The US heavily relied on whale oil, but imports declined over decades as domestic crude oil production grew. By the 20th century, whale oil imports were minimal, mainly for ceremonial or speciality uses. What lesson can we draw today from its decline?

Lesson one is falling demand for one energy source during a transition doesn’t mean that demand collapses immediately. Whale oil imports fell before the crude oil discovery in 1859, but it took about 50 years for imports to drop to negligible levels. The US still imported whale oil worth 5 per cent of 1859 levels 50 years later. Simply put, shifting energy systems takes a long time.

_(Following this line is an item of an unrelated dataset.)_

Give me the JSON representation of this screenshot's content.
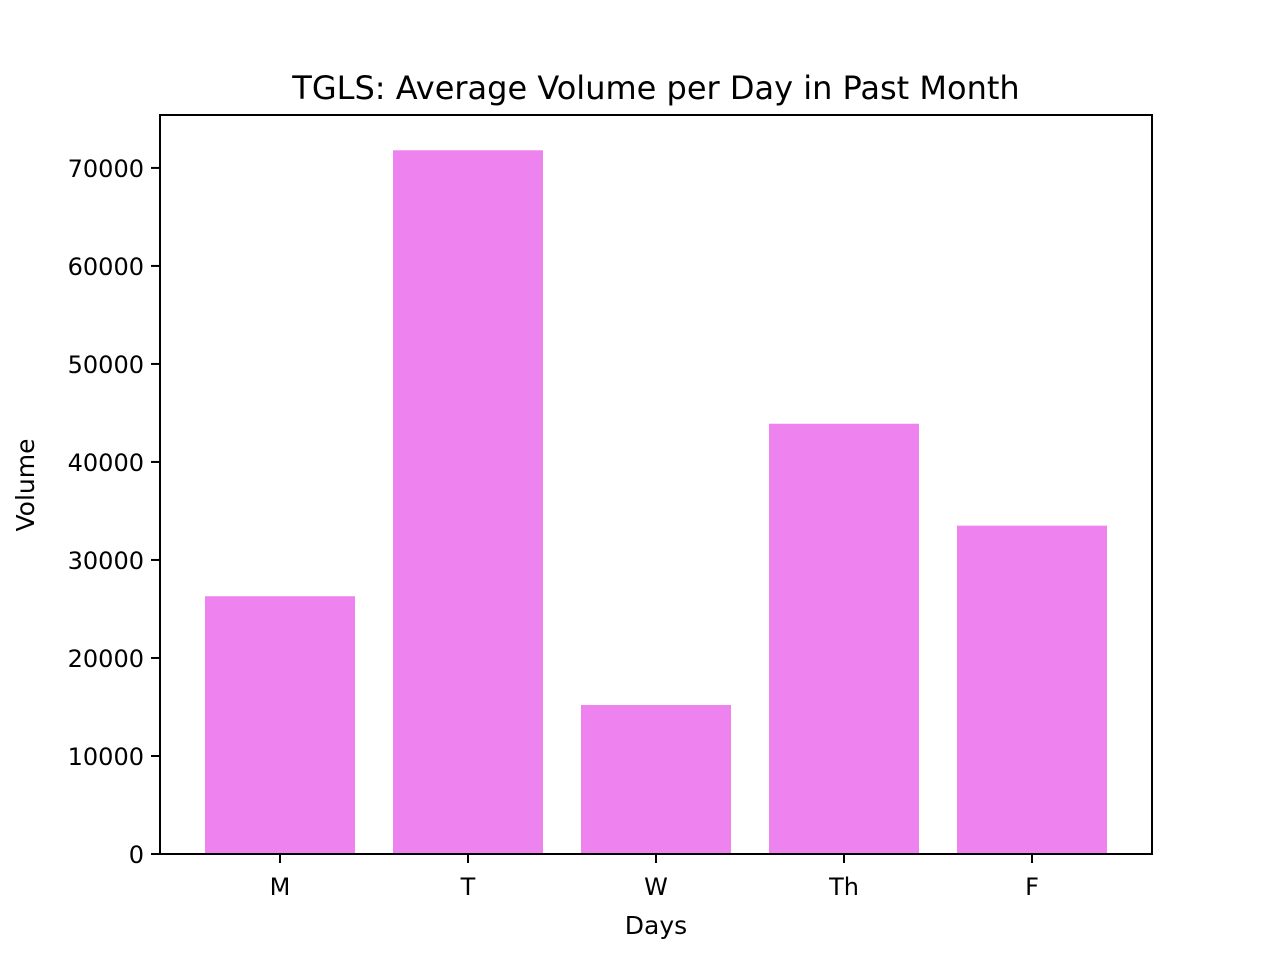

Lesson two is that declining demand growth in an energy industry doesn’t mean prices and volatility fall. As the industry shrinks, investment in supply declines due to uncertainty, causing price rises and volatility for consumers still dependent on the commodity. For whale oil, imports began falling in the 1850s, but prices remained volatile and only normalised after 50 years.

Since 1859, much infrastructure has been built on hydrocarbons, shaping energy, transport and economies. Though technological innovation is faster today, switching to alternatives such as solar or nuclear at scale won’t happen overnight — or even within 25 years — to significantly alter the energy mix. Moving away from hydrocarbons soon is unlikely, especially as emerging economies remain fossil fuel dependent. Given this uncertainty, can we at least estimate future oil demand?

Forecasting oil demand by population is imperfect but insightful. Historically, global oil demand growth has tracked population growth, as more people increase energy use for transport, heating, electricity, industry and economic activity. Using UN population projections, oil demand could reach 108.6mn b/d by 2030, 116mn b/d by 2040, and 122mn b/d by 2050, up from about 105mn b/d today. However, climate policies mean this simple model alone is insufficient.

The IEA’s World Energy Outlook offers two potential outcomes: first, a “current policies scenario”, reflecting existing policies, forecasts demand rising to 113mn b/d by 2050; second, a “stated policies scenario”, including broader policies, predicts demand peaking in 2030 then declining to 97mn b/d by 2050.

These represent very different futures for oil. US and European energy companies also have differing views on future demand. Overall, forecasts range from 88mn to 113mn b/d. In my opinion, terminal oil demand will probably be closer to 115mn b/d by 2050. Of course, all this remains educated guesswork. With such uncertainty and divergent views, adaptive thinking is essential for energy demand outlooks.